Well I have a 3/4 ton 4x4 p/u.... I loaded everything from big heavy royalex canoe to super light racing(real racing canoes) canoes and a mix up of everything. Most of our boats are composites, with some royalex from 11 feet solo ww canoes to 18 feet tripping canoes and pretty much everything in between! Never had a problem other than a few scratches...
 
3 side-by-side is almost 8 feet wide so that's a non-starter.

Maybe not, and off-set tapered you may not need 8 feet.

I’ve made simple wood rack extensions for my past truck racks. Not pull out extensions, although that may be a solution, but extra wide crossbars secured to the top of the existing racks, so we could taper nestle multiple canoes all gunwale down.
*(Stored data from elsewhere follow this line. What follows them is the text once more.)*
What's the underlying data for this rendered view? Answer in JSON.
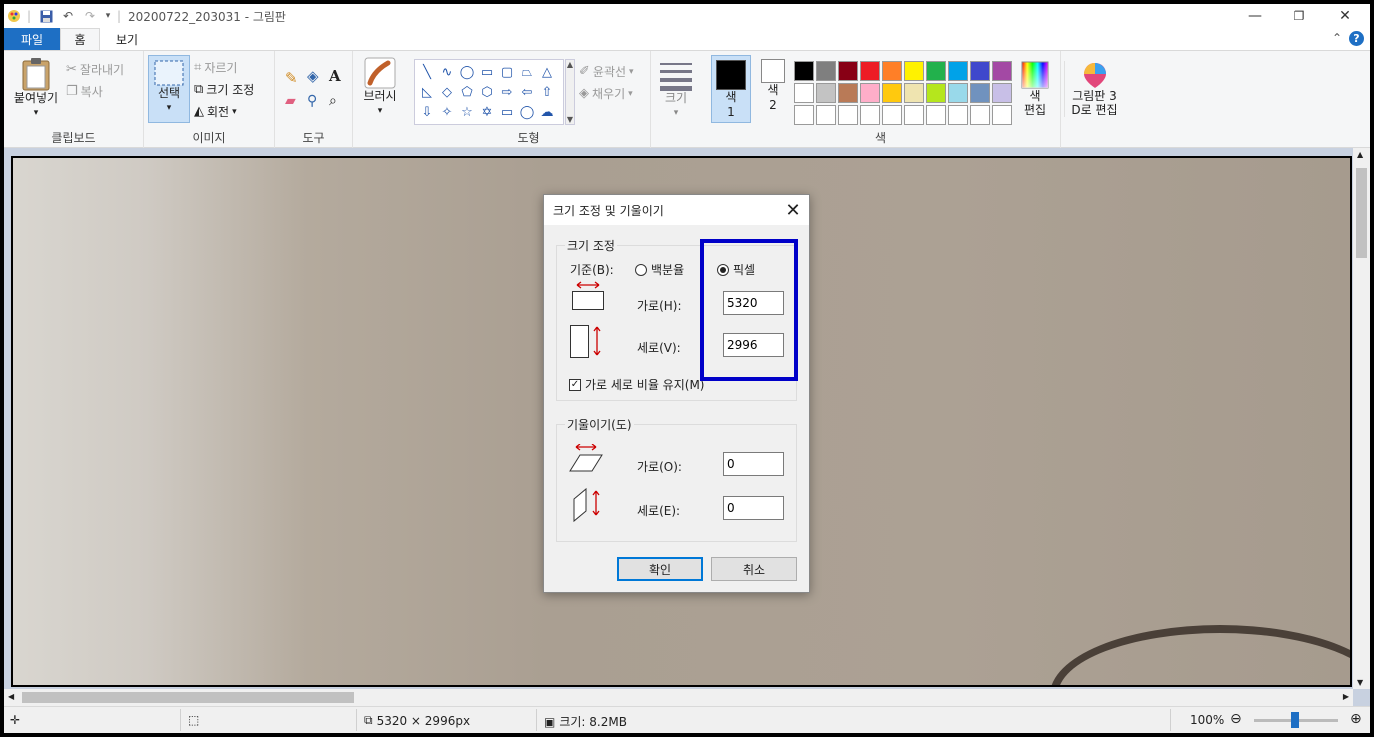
{
  "window": {
    "title": "20200722_203031 - 그림판",
    "minimize_glyph": "—",
    "restore_glyph": "❐",
    "close_glyph": "✕"
  },
  "tabs": [
    {
      "label": "파일"
    },
    {
      "label": "홈"
    },
    {
      "label": "보기"
    }
  ],
  "ribbon": {
    "clipboard": {
      "label": "클립보드",
      "paste": "붙여넣기",
      "cut": "잘라내기",
      "copy": "복사"
    },
    "image": {
      "label": "이미지",
      "select": "선택",
      "crop": "자르기",
      "resize": "크기 조정",
      "rotate": "회전"
    },
    "tools": {
      "label": "도구"
    },
    "brushes": {
      "label": "브러시"
    },
    "shapes": {
      "label": "도형",
      "outline": "윤곽선",
      "fill": "채우기"
    },
    "size": {
      "label": "크기"
    },
    "colors": {
      "label": "색",
      "color1": "색\n1",
      "color2": "색\n2",
      "edit": "색\n편집",
      "paint3d": "그림판 3\nD로 편집",
      "swatches": [
        "#000000",
        "#7f7f7f",
        "#880015",
        "#ed1c24",
        "#ff7f27",
        "#fff200",
        "#22b14c",
        "#00a2e8",
        "#3f48cc",
        "#a349a4",
        "#ffffff",
        "#c3c3c3",
        "#b97a57",
        "#ffaec9",
        "#ffc90e",
        "#efe4b0",
        "#b5e61d",
        "#99d9ea",
        "#7092be",
        "#c8bfe7",
        "#ffffff",
        "#ffffff",
        "#ffffff",
        "#ffffff",
        "#ffffff",
        "#ffffff",
        "#ffffff",
        "#ffffff",
        "#ffffff",
        "#ffffff"
      ]
    }
  },
  "status": {
    "dimensions": "5320 × 2996px",
    "file_size": "크기: 8.2MB",
    "zoom": "100%"
  },
  "dialog": {
    "title": "크기 조정 및 기울이기",
    "resize_legend": "크기 조정",
    "basis_label": "기준(B):",
    "percent_label": "백분율",
    "pixels_label": "픽셀",
    "horizontal_label": "가로(H):",
    "vertical_label": "세로(V):",
    "horizontal_value": "5320",
    "vertical_value": "2996",
    "keep_ratio_label": "가로 세로 비율 유지(M)",
    "skew_legend": "기울이기(도)",
    "skew_horizontal_label": "가로(O):",
    "skew_vertical_label": "세로(E):",
    "skew_horizontal_value": "0",
    "skew_vertical_value": "0",
    "ok_label": "확인",
    "cancel_label": "취소",
    "selected_basis": "pixels",
    "keep_ratio_checked": true
  },
  "highlight_color": "#0000c8"
}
I figure that, provided the racks don’t stick out past the side view mirrors, we’re street legal and unlikely to clip anything with the racks.

The racks on the van in the photos above are 8 feet long, Quick & Easy 2x4x8 crossbars, but they are still an inch shorter than the side mirror edges on each side. But that 8 foot length was necessary to accommodate four 31” wide hulls, plus an inch of no-rub gap between each boat.

4 x 31 hull width plus 3 inches of no-rub gap = 127 inches. Without offsetting the hulls tapered ends near tapered ends that would necessitate nearly 11 feet of crossbar.

Even with a /-\ arrangement you may want wider crossbars. I’d prefer that the contact area of the edge angled canoes be the upside gunwale, not the thwarts.

Let us know your 3 boat solution, and how it worked.
 
I found some old photos of four canoes, all gunwales down, on the van roof

Rear view

EK_0004 by Mike McCrea, on Flickr

Off-set stem tapers nestled top view

EK_0002 by Mike McCrea, on Flickr

Still curious about what methodology Shearwater used to rack three on his truck.